NBAA has warned the village of Southampton, on New York’s Long Island, that proposed access restrictions at Southampton Heliport (87N) would violate the town’s federal obligations and be subject to enforcement by the FAA.
On June 23, the village’s Board of Trustees will consider a proposal that NBAA believes would limit operations by each helicopter using 87N to a maximum of three flights per week between July 1 and Sept. 15.
In a June 18 letter to Southampton Mayor Mark Epley and members of the Village Board, NBAA Chief Operating Officer Steve Brown wrote, “As you may be aware, Southampton acquired the heliport from the federal government in 1975. The underlying deed imposed various obligations on the village, including that Southampton ‘use the property for public airport purposes for the use and benefit of the public, on reasonable terms and without unjust discrimination.’”
Brown reminded the Southampton officials that the commitments made in the deed – pursuant to the federal Surplus Property Act – remain in effect in perpetuity.
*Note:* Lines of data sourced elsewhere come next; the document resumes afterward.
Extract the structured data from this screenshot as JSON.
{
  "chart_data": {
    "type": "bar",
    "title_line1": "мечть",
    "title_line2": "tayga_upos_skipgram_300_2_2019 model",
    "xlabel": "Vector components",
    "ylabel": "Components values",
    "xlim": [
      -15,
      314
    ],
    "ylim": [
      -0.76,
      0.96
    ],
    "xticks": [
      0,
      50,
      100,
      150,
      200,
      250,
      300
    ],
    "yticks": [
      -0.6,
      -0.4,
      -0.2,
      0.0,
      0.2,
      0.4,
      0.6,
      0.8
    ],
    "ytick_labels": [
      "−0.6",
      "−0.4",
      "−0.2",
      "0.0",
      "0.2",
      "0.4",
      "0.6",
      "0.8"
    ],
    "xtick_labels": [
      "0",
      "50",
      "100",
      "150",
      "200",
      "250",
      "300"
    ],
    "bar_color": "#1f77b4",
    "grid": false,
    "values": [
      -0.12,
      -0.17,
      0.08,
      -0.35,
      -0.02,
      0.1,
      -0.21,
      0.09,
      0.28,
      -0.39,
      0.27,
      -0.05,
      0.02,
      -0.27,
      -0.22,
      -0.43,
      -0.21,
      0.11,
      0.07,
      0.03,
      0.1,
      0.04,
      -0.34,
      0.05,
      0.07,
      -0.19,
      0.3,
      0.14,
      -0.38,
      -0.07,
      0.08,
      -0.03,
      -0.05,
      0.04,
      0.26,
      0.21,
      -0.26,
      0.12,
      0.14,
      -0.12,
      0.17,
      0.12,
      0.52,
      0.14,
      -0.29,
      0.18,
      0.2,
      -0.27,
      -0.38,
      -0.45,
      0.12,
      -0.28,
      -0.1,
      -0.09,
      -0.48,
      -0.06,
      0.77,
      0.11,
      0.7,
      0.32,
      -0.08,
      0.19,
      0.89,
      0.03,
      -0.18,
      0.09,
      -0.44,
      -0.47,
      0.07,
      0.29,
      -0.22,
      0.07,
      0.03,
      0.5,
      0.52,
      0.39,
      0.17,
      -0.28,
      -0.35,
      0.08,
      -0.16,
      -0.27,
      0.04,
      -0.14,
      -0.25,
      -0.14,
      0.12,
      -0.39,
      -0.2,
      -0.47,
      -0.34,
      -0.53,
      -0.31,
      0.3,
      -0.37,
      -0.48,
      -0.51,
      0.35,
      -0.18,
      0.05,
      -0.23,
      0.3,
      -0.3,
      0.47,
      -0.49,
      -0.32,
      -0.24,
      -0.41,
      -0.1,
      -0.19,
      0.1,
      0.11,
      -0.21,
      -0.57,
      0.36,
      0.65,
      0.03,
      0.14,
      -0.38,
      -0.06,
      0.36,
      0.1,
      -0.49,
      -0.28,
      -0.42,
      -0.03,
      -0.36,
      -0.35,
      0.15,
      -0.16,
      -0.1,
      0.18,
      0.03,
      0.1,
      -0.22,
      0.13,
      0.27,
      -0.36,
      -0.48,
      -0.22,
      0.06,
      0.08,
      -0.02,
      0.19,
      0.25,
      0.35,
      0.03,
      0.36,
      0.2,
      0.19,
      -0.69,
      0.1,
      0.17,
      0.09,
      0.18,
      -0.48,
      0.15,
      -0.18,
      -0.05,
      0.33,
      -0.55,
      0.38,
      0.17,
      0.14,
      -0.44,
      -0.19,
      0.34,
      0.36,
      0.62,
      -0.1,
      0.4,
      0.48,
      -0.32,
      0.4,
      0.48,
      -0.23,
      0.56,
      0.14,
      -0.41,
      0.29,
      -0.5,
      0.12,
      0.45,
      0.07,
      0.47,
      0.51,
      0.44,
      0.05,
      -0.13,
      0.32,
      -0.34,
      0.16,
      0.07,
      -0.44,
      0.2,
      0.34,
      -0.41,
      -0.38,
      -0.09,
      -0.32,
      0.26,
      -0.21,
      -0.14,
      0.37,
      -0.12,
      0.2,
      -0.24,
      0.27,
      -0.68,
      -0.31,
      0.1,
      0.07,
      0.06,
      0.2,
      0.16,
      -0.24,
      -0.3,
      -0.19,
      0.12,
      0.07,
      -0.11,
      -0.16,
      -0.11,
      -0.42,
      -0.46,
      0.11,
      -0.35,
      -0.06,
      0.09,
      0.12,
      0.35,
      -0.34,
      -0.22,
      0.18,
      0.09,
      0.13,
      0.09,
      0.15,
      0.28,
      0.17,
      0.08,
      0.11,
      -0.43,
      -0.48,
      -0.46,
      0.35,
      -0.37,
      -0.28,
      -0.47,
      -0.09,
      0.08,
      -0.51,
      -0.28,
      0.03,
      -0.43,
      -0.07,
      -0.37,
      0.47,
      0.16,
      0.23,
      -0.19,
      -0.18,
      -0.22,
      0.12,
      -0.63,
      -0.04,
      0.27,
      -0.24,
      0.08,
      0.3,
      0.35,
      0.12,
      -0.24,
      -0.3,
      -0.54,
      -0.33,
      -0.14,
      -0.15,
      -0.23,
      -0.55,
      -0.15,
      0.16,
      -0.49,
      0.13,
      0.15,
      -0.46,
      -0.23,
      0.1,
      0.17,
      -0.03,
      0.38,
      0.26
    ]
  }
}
Under “well-established FAA precedent, they prohibit the town from imposing operational restrictions on 87N users,” Brown wrote.
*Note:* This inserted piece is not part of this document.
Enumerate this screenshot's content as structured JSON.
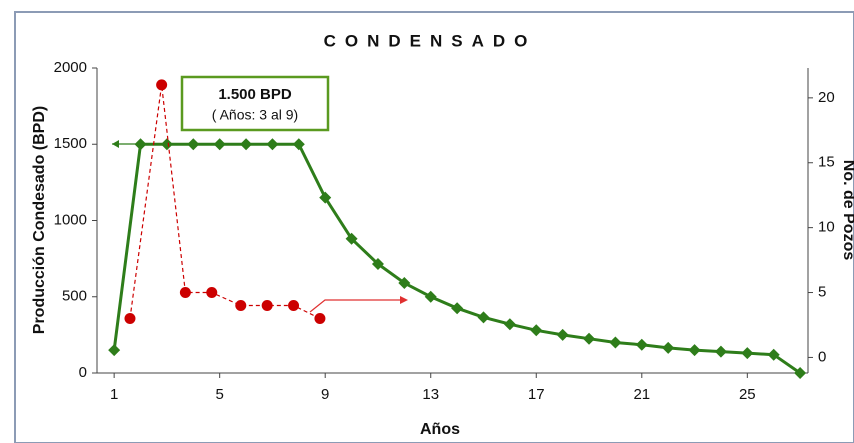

“We strongly urge the Board of Trustees to withdraw the proposal from consideration and carefully consult with experienced aviation counsel regarding its obligations in operating the heliport – as well as with heliport users and their representatives – before taking any further actions,” he added.
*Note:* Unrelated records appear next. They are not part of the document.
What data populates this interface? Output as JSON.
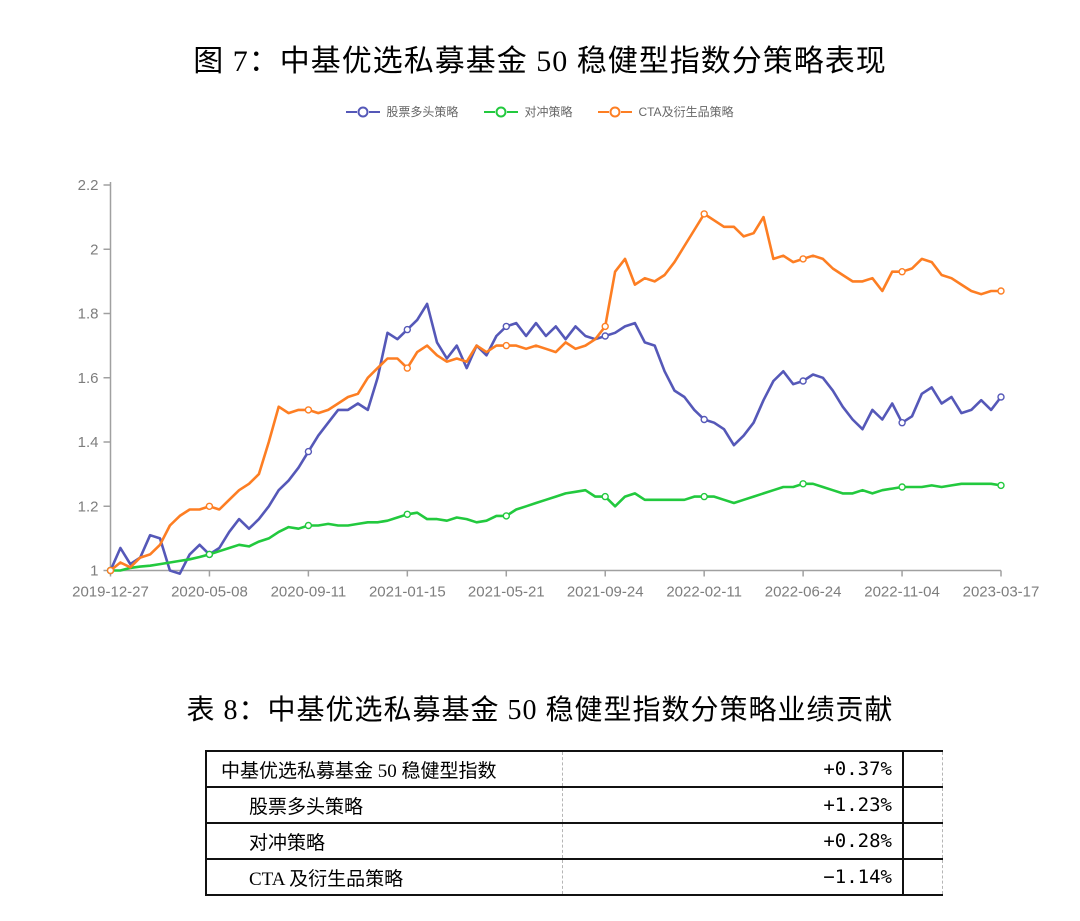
{
  "figure": {
    "title": "图 7：中基优选私募基金 50 稳健型指数分策略表现"
  },
  "chart_data": {
    "type": "line",
    "title": "图 7：中基优选私募基金 50 稳健型指数分策略表现",
    "legend_position": "top",
    "grid": false,
    "ylim": [
      1,
      2.2
    ],
    "y_ticks": [
      1,
      1.2,
      1.4,
      1.6,
      1.8,
      2,
      2.2
    ],
    "y_tick_labels": [
      "1",
      "1.2",
      "1.4",
      "1.6",
      "1.8",
      "2",
      "2.2"
    ],
    "x_tick_labels": [
      "2019-12-27",
      "2020-05-08",
      "2020-09-11",
      "2021-01-15",
      "2021-05-21",
      "2021-09-24",
      "2022-02-11",
      "2022-06-24",
      "2022-11-04",
      "2023-03-17"
    ],
    "colors": {
      "axis": "#a0a0a0",
      "tick_text": "#7d7d7d",
      "legend_text": "#666666"
    },
    "series": [
      {
        "name": "股票多头策略",
        "color": "#5558b8",
        "values": [
          1.0,
          1.07,
          1.02,
          1.04,
          1.11,
          1.1,
          1.0,
          0.99,
          1.05,
          1.08,
          1.05,
          1.07,
          1.12,
          1.16,
          1.13,
          1.16,
          1.2,
          1.25,
          1.28,
          1.32,
          1.37,
          1.42,
          1.46,
          1.5,
          1.5,
          1.52,
          1.5,
          1.6,
          1.74,
          1.72,
          1.75,
          1.78,
          1.83,
          1.71,
          1.66,
          1.7,
          1.63,
          1.7,
          1.67,
          1.73,
          1.76,
          1.77,
          1.73,
          1.77,
          1.73,
          1.76,
          1.72,
          1.76,
          1.73,
          1.72,
          1.73,
          1.74,
          1.76,
          1.77,
          1.71,
          1.7,
          1.62,
          1.56,
          1.54,
          1.5,
          1.47,
          1.46,
          1.44,
          1.39,
          1.42,
          1.46,
          1.53,
          1.59,
          1.62,
          1.58,
          1.59,
          1.61,
          1.6,
          1.56,
          1.51,
          1.47,
          1.44,
          1.5,
          1.47,
          1.52,
          1.46,
          1.48,
          1.55,
          1.57,
          1.52,
          1.54,
          1.49,
          1.5,
          1.53,
          1.5,
          1.54
        ]
      },
      {
        "name": "对冲策略",
        "color": "#22c93e",
        "values": [
          1.0,
          1.0,
          1.008,
          1.012,
          1.015,
          1.02,
          1.025,
          1.03,
          1.035,
          1.042,
          1.05,
          1.06,
          1.07,
          1.08,
          1.075,
          1.09,
          1.1,
          1.12,
          1.135,
          1.13,
          1.14,
          1.14,
          1.145,
          1.14,
          1.14,
          1.145,
          1.15,
          1.15,
          1.155,
          1.165,
          1.175,
          1.18,
          1.16,
          1.16,
          1.155,
          1.165,
          1.16,
          1.15,
          1.155,
          1.17,
          1.17,
          1.19,
          1.2,
          1.21,
          1.22,
          1.23,
          1.24,
          1.245,
          1.25,
          1.23,
          1.23,
          1.2,
          1.23,
          1.24,
          1.22,
          1.22,
          1.22,
          1.22,
          1.22,
          1.23,
          1.23,
          1.23,
          1.22,
          1.21,
          1.22,
          1.23,
          1.24,
          1.25,
          1.26,
          1.26,
          1.27,
          1.27,
          1.26,
          1.25,
          1.24,
          1.24,
          1.25,
          1.24,
          1.25,
          1.255,
          1.26,
          1.26,
          1.26,
          1.265,
          1.26,
          1.265,
          1.27,
          1.27,
          1.27,
          1.27,
          1.265
        ]
      },
      {
        "name": "CTA及衍生品策略",
        "color": "#fd7e23",
        "values": [
          1.0,
          1.025,
          1.01,
          1.04,
          1.05,
          1.08,
          1.14,
          1.17,
          1.19,
          1.19,
          1.2,
          1.19,
          1.22,
          1.25,
          1.27,
          1.3,
          1.4,
          1.51,
          1.49,
          1.5,
          1.5,
          1.49,
          1.5,
          1.52,
          1.54,
          1.55,
          1.6,
          1.63,
          1.66,
          1.66,
          1.63,
          1.68,
          1.7,
          1.67,
          1.65,
          1.66,
          1.65,
          1.7,
          1.68,
          1.7,
          1.7,
          1.7,
          1.69,
          1.7,
          1.69,
          1.68,
          1.71,
          1.69,
          1.7,
          1.72,
          1.76,
          1.93,
          1.97,
          1.89,
          1.91,
          1.9,
          1.92,
          1.96,
          2.01,
          2.06,
          2.11,
          2.09,
          2.07,
          2.07,
          2.04,
          2.05,
          2.1,
          1.97,
          1.98,
          1.96,
          1.97,
          1.98,
          1.97,
          1.94,
          1.92,
          1.9,
          1.9,
          1.91,
          1.87,
          1.93,
          1.93,
          1.94,
          1.97,
          1.96,
          1.92,
          1.91,
          1.89,
          1.87,
          1.86,
          1.87,
          1.87
        ]
      }
    ]
  },
  "table": {
    "title": "表 8：中基优选私募基金 50 稳健型指数分策略业绩贡献",
    "rows": [
      {
        "label": "中基优选私募基金 50 稳健型指数",
        "value": "+0.37%",
        "indent": false
      },
      {
        "label": "股票多头策略",
        "value": "+1.23%",
        "indent": true
      },
      {
        "label": "对冲策略",
        "value": "+0.28%",
        "indent": true
      },
      {
        "label": "CTA 及衍生品策略",
        "value": "−1.14%",
        "indent": true
      }
    ]
  }
}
NBAA and other aviation interests are already pursuing regulatory and legal actions that challenge the legality of noise and access restrictions adopted by the nearby town of East Hampton, NY at its airport (HTO). These include a mandatory nighttime curfew, an extended curfew on “noisy” aircraft, and a limit on “noisy” aircraft of one trip per week during the summer. Brown indicated that NBAA is concerned that the proposal at Southampton is at least in part inspired by the actions of the town of East Hampton.
“Both the Southampton Heliport and the East Hampton Airport are part of a national system of airports, and operational restrictions at these important public-use facilities present a threat to the national air transportation system,” said Brown. “NBAA is committed to ensuring continued safe and unrestricted access to both 87N and HTO.”